Regionalizing water and wastewater facilities: is it the right choice for your community?
Tiadaghton Valley water authority aerial photo

Regionalizing water and wastewater facilities: is it the right choice for your community?

After considering multiple alternatives brought on by regulatory compliance mandates and antiquated wastewater treatment plants with site and age-related issues, it was the right choice for several municipalities in Central Pennsylvania.

The Tiadaghton Valley Municipal Authority (TVMA) serves the wastewater needs of Jersey Shore Borough and portions of Porter and Nippenose Townships in Lycoming County. TVMA was created in 2008 by the Jersey Shore Borough Council and the Porter Township Supervisors to implement the recommendations contained in their Act 537 Sewage Facilities Plan. That plan addressed needs of the aging wastewater plant that was located in a residential area of the Borough, as well as addressing nutrient compliance requirements of the Chesapeake Bay Agreement.

TVMA recently completed a $24M project that includes a new 1.05 MGD wastewater treatment plant and the extension of sanitary sewer service to Nippenose Township. The new plant went on line in March 2014. As a result of this consolidation, user rates were significantly less than if each entity had built new plants on their own. 

In another recent regionalization, the West Branch Regional Authority (WBRA) serves the wastewater needs of Muncy and Montgomery Boroughs and portions of Clinton, Muncy, and Muncy Creek Townships in Lycoming County. WBRA is in the final stages of completing a $30M project, including consolidating two wastewater treatment plants and replacing them with a new 2.4 MGD sequencing batch reactor plant. The new plant went on line in March 2015.  

Regionalization requires the cooperation of the involved municipalities and a clear understanding of the roles and responsibilities of all involved parties. Open communication is key to success. For existing systems, the transfer of assets must be considered, including both infrastructure and capital assets. In some cases, this may include transition of staffing from one municipal entity to another.

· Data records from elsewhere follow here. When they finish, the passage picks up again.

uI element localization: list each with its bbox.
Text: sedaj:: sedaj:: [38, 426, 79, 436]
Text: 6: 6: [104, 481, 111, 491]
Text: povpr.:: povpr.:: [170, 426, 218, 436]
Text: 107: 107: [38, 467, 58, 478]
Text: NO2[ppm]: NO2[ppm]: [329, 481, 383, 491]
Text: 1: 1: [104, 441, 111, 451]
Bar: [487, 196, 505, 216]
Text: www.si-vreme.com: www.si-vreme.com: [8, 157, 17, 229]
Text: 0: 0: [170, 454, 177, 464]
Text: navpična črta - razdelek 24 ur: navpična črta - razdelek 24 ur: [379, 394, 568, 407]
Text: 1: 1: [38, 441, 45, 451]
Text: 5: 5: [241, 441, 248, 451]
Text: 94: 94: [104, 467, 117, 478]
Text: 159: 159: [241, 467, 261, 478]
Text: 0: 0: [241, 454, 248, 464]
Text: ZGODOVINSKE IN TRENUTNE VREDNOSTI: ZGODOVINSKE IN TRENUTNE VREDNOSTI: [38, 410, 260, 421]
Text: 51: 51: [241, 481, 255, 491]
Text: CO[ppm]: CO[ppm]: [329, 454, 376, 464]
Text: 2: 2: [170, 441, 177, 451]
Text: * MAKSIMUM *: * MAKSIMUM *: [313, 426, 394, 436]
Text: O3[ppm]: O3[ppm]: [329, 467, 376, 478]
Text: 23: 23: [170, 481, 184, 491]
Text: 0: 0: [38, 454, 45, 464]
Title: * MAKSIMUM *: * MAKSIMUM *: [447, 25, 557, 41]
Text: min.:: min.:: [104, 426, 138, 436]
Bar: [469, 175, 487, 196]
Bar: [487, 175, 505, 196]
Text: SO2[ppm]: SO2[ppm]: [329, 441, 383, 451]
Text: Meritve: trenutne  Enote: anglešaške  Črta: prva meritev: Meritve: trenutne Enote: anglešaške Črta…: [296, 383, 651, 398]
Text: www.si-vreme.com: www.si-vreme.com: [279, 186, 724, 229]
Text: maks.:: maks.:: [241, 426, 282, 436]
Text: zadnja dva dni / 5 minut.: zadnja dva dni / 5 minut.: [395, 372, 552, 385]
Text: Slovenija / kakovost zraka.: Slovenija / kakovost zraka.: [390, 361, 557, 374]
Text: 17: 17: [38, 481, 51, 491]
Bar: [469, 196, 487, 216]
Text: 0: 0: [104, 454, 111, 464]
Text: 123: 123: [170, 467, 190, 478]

Decisions need to be made in an open, public forum and should be documented in a Memorandum of Understanding and Asset Transfer Agreement. Patience is also needed, since it can take years to finalize a regionalization agreement between municipalities.

With proper planning and municipal cooperation, regionalizing water, wastewater, and stormwater facilities can be a win-win for the municipalities involved and their customers.